Situando grande parte da ação no conjunto habitacional de arquitetura robusta e fria, resquícios do regime soviético, onde Manana vive com a família, Urushadze imprime sem dificuldades uma atmosfera melancólica e soturna, em que os tons de cinza predominam sobre as outras cores, refletindo o estado psicológico da protagonista. Com olhar apurado para o registro dos espaços internos, a cineasta transmite também o senso claustrofóbico que a trama demanda, filmando os cômodos e corredores estreitos do apartamento de Manana através de frestas e portas entreabertas, utilizando a varanda do local como um ponto de respiro isolado. Tal sensação surge como consequência do cotidiano repreensivo vivido pela personagem, com os julgamentos constantes do marido sobre seu comportamento e aparência, bem como a falta de real apoio e simpatia do mesmo em relação ao seu futuro literário.

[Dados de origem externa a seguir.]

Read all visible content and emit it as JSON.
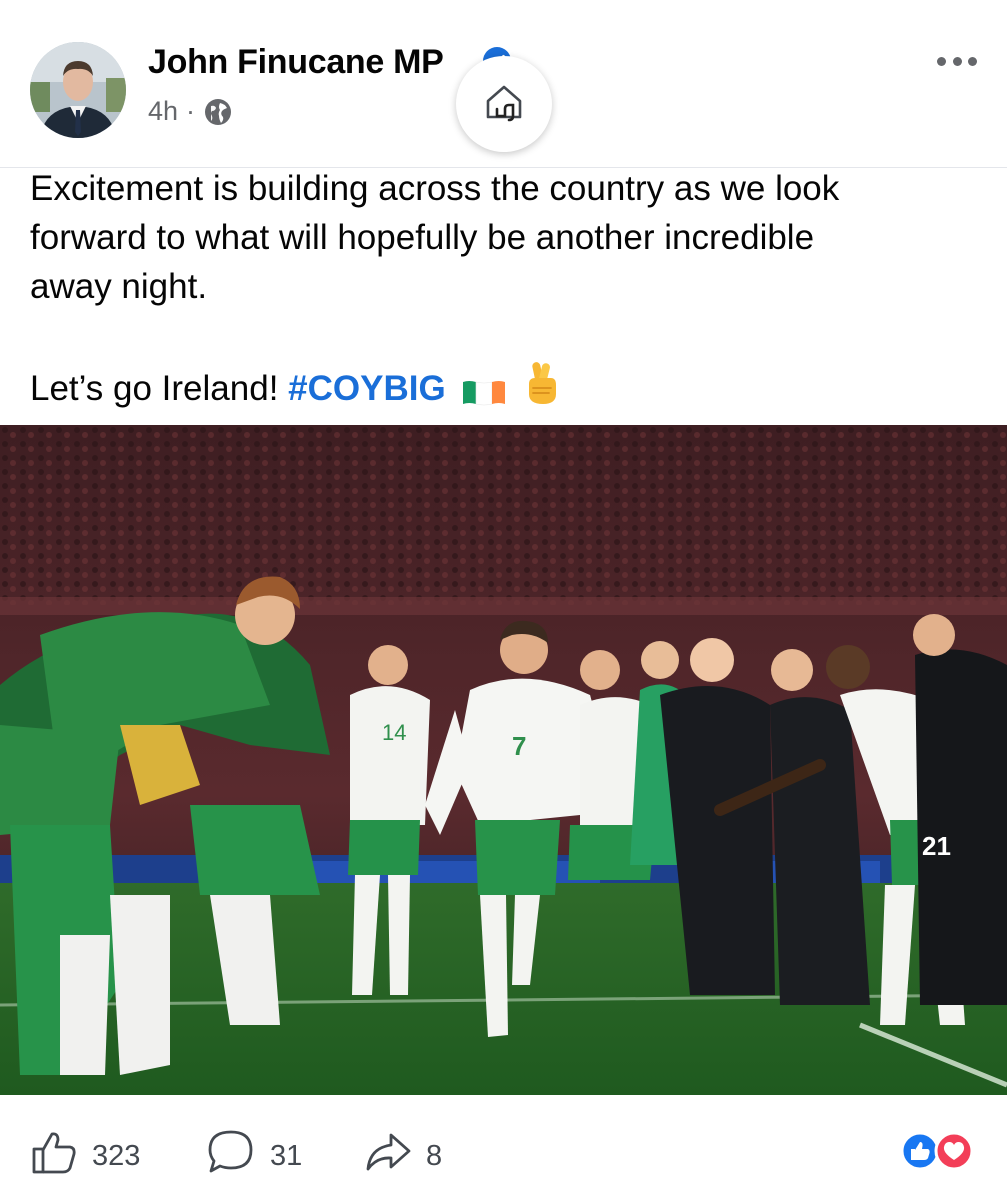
{
  "post": {
    "author": "John Finucane MP",
    "time": "4h",
    "separator": "·",
    "text_lines": [
      "Excitement is building across the country as we look",
      "forward to what will hopefully be another incredible",
      "away night."
    ],
    "closing_text": "Let’s go Ireland!",
    "hashtag": "#COYBIG",
    "emojis": [
      "irish-flag-emoji",
      "crossed-fingers-emoji"
    ]
  },
  "photo": {
    "jersey_numbers": [
      "7",
      "14",
      "21"
    ]
  },
  "actions": {
    "likes": "323",
    "comments": "31",
    "shares": "8"
  },
  "icons": {
    "globe": "globe-icon",
    "verified": "verified-badge-icon",
    "more": "more-options-icon",
    "home": "home-icon",
    "like": "thumbs-up-icon",
    "comment": "comment-icon",
    "share": "share-icon",
    "reaction_like": "like-reaction-icon",
    "reaction_love": "love-reaction-icon"
  },
  "colors": {
    "accent": "#1a6ed8",
    "muted": "#65676b",
    "love": "#f33e58"
  }
}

Por mais que Manana insista que o conteúdo do livro seja ficcional, o momento da leitura reveladora, com toda a família à mesa, configura uma ruptura a partir da qual se inicia o mergulho da personagem em uma espiral de eventos de crescentes características oníricas. As diversas fases dessa jornada, marcadas por uma avalanche de sentimentos, transparecem na ótima atuação de Murvanidze, que vai da introspecção à loucura, da profunda tristeza ao regozijo, sustentando uma imprescindível aura enigmática. Visando acentuar a noção de desorientação que toma conta de Manana, Urushadze explora o design de som, inserindo propositalmente ruídos desarmoniosos às cenas ou ainda elevando a trilha sonora de modo a quase encobrir os diálogos em passagens específicas. Através desses elementos, complementares ao seu rigor estético, a cineasta flerta com o terror psicológico na medida em que o comportamento de Manana se torna mais excêntrico e misterioso.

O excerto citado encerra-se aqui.